When a partition leader writes an updated ISR, it should also record
its current log-end-offset. On leader election, if there are no live
replicas in the ISR, then a replica with this same log-end-offset
should be preferred before considering unclean leader election.

Details and use case:

We had a 5-node Kafka 1.0.0 cluster (since upgraded to 1.1.0) with unclean
leader election disabled. Well-configured topics have replication factor 3 and
min.insync.replicas 2, with producers setting acks=all.

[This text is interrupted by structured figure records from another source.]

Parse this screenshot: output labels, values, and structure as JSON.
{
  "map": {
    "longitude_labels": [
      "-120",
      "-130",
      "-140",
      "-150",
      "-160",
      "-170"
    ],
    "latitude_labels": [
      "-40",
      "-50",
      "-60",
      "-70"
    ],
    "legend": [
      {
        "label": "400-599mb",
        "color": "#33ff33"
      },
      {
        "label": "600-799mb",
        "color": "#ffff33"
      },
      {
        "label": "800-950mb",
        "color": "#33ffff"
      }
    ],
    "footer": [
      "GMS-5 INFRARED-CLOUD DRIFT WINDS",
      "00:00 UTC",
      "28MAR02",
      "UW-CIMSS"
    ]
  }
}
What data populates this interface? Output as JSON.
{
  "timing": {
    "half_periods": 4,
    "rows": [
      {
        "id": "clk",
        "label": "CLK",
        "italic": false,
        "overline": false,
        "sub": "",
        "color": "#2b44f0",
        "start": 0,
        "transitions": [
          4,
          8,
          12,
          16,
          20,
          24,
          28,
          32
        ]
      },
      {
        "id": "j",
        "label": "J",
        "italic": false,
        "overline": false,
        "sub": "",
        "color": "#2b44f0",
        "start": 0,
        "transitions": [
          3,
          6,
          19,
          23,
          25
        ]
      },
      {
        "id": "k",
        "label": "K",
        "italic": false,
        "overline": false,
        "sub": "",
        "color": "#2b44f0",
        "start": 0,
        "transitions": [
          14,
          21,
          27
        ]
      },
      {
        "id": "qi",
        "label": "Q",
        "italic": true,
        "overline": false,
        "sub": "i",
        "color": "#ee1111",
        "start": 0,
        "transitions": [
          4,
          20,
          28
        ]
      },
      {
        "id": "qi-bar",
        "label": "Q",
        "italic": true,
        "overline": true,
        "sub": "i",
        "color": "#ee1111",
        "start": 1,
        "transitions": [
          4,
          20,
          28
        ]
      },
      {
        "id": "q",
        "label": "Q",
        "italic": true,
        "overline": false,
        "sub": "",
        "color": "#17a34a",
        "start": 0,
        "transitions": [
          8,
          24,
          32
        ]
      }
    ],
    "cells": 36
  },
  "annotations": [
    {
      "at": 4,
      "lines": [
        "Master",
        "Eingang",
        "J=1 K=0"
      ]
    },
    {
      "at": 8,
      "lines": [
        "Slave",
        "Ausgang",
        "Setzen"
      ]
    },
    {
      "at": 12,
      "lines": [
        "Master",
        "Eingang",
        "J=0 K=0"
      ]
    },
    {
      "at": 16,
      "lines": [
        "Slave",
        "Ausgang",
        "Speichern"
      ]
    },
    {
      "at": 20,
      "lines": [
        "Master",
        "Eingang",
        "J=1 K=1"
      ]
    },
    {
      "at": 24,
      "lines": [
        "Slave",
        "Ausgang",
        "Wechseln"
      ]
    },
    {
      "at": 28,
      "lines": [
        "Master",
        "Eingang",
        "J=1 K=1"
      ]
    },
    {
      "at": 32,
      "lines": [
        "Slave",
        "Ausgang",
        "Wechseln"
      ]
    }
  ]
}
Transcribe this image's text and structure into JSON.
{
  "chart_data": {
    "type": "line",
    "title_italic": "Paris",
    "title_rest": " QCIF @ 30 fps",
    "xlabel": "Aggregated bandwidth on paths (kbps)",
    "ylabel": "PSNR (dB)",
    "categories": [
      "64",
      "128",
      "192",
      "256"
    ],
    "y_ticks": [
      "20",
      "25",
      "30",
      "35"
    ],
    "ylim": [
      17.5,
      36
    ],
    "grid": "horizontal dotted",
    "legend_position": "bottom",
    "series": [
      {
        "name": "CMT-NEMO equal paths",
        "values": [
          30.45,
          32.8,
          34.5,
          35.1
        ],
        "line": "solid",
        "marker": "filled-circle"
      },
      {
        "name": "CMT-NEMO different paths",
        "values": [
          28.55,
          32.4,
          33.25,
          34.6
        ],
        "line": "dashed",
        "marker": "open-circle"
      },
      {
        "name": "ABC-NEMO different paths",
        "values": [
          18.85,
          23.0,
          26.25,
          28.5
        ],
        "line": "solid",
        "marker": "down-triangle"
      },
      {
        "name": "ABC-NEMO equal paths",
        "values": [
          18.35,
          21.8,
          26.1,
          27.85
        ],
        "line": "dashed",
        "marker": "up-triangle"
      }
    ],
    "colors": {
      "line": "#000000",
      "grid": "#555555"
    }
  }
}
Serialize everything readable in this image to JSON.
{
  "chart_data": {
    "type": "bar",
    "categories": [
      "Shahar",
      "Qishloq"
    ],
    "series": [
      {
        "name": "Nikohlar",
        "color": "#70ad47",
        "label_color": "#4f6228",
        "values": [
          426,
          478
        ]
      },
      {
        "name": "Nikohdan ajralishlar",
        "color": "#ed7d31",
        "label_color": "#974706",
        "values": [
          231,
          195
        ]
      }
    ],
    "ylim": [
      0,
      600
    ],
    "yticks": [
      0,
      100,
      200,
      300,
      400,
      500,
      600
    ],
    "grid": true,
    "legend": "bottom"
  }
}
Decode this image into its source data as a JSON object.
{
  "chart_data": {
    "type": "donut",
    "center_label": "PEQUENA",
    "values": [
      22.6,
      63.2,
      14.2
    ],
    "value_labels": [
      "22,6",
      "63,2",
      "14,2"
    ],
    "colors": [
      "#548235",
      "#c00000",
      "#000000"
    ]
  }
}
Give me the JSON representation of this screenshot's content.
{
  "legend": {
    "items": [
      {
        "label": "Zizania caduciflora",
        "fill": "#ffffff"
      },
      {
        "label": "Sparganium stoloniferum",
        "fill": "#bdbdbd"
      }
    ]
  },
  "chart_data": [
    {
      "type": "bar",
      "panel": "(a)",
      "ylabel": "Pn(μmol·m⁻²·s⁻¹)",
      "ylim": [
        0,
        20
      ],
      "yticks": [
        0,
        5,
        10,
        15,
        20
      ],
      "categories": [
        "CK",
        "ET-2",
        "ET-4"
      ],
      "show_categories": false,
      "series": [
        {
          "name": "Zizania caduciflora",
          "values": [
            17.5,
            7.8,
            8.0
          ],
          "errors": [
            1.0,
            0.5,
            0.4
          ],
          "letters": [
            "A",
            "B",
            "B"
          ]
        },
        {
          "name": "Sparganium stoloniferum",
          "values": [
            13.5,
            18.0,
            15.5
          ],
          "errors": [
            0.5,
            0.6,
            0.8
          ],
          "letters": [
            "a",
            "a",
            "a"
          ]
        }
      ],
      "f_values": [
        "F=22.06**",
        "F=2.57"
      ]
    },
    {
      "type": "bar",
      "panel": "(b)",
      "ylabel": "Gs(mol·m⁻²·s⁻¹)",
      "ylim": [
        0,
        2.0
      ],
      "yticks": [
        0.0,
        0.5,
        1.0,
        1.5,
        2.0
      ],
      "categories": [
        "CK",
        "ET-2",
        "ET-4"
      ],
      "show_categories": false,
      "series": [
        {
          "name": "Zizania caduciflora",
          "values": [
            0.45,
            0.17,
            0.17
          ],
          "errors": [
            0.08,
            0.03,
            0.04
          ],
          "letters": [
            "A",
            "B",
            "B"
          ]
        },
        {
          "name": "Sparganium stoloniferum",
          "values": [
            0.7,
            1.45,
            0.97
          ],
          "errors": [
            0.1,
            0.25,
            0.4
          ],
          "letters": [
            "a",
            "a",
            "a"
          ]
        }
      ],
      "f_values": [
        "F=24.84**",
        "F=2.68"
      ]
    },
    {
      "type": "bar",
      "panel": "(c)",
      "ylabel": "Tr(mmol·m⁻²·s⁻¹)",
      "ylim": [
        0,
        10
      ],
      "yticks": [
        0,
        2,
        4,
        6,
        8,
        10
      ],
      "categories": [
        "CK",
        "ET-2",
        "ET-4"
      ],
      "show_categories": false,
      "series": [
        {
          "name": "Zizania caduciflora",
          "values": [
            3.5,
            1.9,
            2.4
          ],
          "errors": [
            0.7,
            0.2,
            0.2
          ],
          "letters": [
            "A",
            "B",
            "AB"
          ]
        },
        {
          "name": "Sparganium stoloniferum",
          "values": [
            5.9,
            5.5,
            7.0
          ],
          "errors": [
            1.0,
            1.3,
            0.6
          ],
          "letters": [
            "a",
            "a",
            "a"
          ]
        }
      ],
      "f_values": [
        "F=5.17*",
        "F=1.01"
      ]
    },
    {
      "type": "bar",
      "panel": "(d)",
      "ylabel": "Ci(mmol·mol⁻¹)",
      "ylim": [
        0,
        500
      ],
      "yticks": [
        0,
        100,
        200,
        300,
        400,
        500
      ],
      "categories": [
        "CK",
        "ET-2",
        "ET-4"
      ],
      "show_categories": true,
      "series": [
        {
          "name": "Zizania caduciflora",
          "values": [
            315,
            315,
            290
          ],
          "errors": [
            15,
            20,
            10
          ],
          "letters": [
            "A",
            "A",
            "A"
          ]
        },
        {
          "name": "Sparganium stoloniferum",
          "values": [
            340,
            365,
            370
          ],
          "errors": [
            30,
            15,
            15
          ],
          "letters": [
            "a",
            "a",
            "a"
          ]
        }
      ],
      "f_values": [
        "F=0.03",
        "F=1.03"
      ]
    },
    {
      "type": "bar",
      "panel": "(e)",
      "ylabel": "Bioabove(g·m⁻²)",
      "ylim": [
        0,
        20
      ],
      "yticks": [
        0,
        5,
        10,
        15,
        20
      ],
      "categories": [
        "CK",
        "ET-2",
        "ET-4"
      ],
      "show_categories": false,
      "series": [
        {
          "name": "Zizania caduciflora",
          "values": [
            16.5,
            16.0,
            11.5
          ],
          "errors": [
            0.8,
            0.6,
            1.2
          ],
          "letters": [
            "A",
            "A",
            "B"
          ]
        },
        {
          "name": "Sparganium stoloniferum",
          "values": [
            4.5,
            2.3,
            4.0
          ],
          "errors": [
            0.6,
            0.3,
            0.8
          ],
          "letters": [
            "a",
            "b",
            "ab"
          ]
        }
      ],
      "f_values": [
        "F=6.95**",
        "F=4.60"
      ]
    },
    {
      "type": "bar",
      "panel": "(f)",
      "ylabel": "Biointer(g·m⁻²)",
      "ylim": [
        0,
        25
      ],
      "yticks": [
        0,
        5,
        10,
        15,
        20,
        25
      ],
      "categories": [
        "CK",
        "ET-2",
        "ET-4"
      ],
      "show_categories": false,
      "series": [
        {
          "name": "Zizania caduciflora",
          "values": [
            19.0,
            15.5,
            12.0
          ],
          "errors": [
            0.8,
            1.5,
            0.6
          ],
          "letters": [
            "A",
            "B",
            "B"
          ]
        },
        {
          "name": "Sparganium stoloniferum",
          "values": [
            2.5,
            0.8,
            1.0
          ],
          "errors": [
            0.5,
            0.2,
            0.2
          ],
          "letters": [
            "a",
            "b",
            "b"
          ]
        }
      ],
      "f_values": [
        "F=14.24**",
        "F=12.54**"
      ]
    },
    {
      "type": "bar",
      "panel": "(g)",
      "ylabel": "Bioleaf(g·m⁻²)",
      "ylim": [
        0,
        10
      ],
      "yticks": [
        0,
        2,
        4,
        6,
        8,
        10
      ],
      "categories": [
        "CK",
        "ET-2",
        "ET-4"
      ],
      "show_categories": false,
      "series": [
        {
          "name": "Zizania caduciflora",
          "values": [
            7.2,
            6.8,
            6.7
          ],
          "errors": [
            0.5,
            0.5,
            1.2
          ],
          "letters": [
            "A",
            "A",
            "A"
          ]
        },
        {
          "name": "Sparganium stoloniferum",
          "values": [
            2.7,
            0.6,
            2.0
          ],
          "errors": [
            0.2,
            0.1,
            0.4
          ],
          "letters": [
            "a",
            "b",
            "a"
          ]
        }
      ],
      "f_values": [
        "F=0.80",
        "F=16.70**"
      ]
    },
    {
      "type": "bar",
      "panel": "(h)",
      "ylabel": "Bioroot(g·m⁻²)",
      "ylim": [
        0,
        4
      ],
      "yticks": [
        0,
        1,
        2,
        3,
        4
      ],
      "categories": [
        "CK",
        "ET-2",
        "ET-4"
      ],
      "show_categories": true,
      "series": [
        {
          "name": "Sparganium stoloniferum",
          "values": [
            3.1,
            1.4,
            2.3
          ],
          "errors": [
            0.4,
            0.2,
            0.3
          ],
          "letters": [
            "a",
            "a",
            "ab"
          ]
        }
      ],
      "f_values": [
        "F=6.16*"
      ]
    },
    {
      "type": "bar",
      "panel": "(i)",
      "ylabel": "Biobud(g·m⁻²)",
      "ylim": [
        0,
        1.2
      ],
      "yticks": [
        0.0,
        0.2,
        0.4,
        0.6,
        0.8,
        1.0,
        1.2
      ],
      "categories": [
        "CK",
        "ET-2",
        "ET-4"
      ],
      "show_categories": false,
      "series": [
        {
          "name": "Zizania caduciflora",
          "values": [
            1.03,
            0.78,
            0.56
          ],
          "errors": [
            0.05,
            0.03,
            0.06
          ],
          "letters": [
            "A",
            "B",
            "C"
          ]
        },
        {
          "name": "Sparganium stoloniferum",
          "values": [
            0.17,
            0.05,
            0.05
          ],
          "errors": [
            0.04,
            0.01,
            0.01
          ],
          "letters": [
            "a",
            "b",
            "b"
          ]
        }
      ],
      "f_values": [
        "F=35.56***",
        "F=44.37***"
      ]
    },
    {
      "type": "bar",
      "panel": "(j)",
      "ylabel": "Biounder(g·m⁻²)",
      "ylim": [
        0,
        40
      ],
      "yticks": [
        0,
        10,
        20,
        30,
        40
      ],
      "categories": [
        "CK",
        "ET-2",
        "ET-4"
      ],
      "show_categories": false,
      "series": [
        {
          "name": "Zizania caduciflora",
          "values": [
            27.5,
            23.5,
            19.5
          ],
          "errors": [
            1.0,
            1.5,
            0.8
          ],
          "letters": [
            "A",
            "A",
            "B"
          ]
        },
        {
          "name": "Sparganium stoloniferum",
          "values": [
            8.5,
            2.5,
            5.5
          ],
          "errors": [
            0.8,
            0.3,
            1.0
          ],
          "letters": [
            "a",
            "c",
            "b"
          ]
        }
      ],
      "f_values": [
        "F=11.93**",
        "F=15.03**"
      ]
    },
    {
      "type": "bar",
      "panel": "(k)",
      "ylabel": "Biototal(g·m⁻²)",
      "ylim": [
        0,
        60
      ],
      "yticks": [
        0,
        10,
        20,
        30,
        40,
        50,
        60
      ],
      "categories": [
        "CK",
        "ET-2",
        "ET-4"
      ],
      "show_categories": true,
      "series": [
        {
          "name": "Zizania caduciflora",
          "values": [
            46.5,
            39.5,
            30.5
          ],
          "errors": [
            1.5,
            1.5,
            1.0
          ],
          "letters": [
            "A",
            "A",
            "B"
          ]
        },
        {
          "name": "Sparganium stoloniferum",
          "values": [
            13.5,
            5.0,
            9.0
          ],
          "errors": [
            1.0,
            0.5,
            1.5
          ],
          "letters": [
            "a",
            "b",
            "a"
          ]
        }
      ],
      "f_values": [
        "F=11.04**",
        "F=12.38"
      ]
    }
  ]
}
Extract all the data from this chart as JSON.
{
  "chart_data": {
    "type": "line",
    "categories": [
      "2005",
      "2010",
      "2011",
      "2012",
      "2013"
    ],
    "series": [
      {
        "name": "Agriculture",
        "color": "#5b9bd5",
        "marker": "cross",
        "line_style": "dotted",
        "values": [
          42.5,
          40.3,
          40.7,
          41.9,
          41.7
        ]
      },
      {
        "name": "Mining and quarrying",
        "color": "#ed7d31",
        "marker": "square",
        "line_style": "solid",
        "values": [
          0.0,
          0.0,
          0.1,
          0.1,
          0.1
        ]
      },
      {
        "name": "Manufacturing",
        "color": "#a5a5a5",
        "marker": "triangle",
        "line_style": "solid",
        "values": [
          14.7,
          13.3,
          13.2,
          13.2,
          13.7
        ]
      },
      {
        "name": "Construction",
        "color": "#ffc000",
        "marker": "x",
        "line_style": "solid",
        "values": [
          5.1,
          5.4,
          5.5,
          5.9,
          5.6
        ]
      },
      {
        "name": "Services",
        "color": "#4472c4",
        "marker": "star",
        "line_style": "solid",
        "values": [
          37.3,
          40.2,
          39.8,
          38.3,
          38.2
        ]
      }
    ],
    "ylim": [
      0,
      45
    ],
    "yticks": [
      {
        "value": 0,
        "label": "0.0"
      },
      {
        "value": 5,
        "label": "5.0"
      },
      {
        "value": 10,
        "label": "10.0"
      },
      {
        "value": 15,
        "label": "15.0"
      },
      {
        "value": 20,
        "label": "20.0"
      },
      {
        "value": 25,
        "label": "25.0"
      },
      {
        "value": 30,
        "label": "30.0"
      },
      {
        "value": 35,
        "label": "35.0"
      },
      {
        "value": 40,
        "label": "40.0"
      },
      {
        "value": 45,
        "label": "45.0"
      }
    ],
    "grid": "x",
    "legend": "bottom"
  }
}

At root, our cloud provider suffered hardware failure, causing a partial
outage on network connectivity to disk storage. Broker 5's storage was on the
orphaned side of the network partition.

At the very start of the incident, broker 5 dropped all followers on brokers 1
and 4 out of the ISR for partitions it was leading. Its connections to brokers
2 and 3 and to Zookeeper stayed up, including to the controller on broker 3.
Broker 5 went offline entirely a few moments later, and stayed down with disk
state inaccessible for several hours.

We had configured multiple partitions with broker 5 as their leader and
followers on brokers 1 and 4. Before the incident those partitions had ISR
{5,1,4}, which shrank to {5} before broker 5 disappeared - leaving us with no
eligible replicas to become leader.

The only ways to bring these partitions back up were to either recover broker
5's up-to-date disk state, or to enable unclean leader election. Had we lost
one follower, then the other, and then the leader, enabling unclean leader
election would have carried 50% risk of message loss.

In the end, we decided that the lowest-risk option was to enable unclean leader
election on the affected topics, force a controller election, watch the
partitions come back up, and disable unclean election. We added this
procedure to our runbooks.

I think there's a safer recovery path that Kafka could support:

The leader should also record its current log-end-offset when it writes an
updated ISR. If the controller determines that it can't promote a replica from
the ISR, it should next look for a replica that has that same log-end-offset.
Only if that step also fails should it then consider unclean leader election.

For our failure case, at least, I think this would have allowed a clean and
automatic recovery. Has this idea been considered before? Does it have
fatal flaws?

Thanks,

--
Jack Foy <jf...@hiya.com>